Ostatnio na parapetówce u moich znajomych poznałam Patryka, który od czterech miesięcy pracuje na stanowisku pracownika magazynu, pracownik magazynu Tarnów. O osobach pracujących w magazynie zawsze myślałam jak o ludziach innego pokroju – mało sympatycznych mięśniakach, którzy nie potrafią robić nic innego, jak pracować siłą swoich mięśni. Dopiero gdy poznałam Patryka okazało się, w jak wielkim błędzie żyłam i jak niesprawiedliwie oceniałam innych.
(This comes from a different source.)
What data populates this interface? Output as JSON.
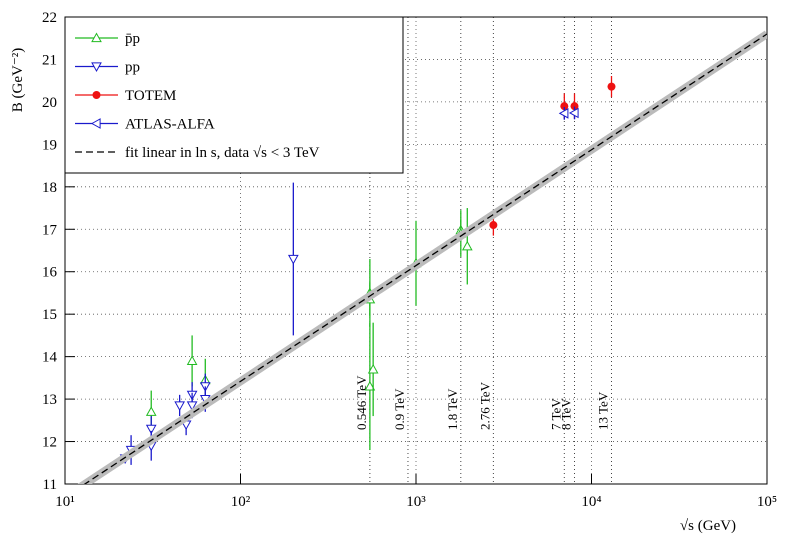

Jako córka lekarzy mam pewną, mało sympatyczną tendencję do oceniania ludzi na podstawie tego, co robią, i traktowania ich gorzej ze względu na to kim są. Wiem, że jest to moja ogromna wada, nad którą staram się pracować, jednak nie zawsze do końca mi to wychodzi.
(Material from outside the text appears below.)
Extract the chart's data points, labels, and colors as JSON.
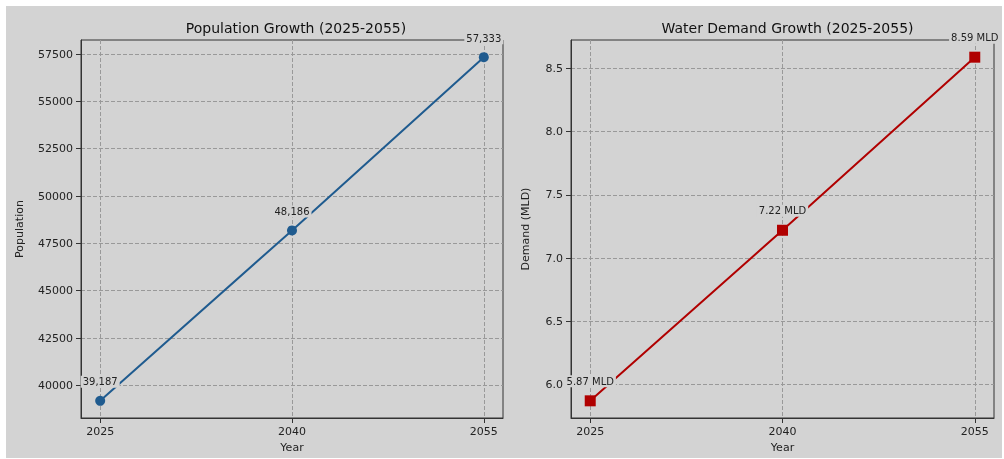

Wracając do Patryka, okazało się, że Patryk jest bardzo ambitnym młodym człowiekiem, który studiując zaocznie informatykę, musi samodzielnie utrzymywać się na studiach i opłacać czesne, ponieważ jego rodziców nie stać na dużą pomoc finansową. Nie mając innego wyboru Patryk musiał podjąć pracę, a los chciał, że trafiło akurat na pracownika magazynu.
Przyznam, że postawa i mądrość Patryka zrobiły na mnie ogromne wrażenie, tak ogromne, że zapragnęłam na dłużej zaprzyjaźnić się z Patrykiem. Wiedziałam, że jest bardzo wartościowym człowiekiem, a jego przypadek nauczył mnie, że nie ma co oceniać po pozorach i na podstawie nieaktualnych przekonań.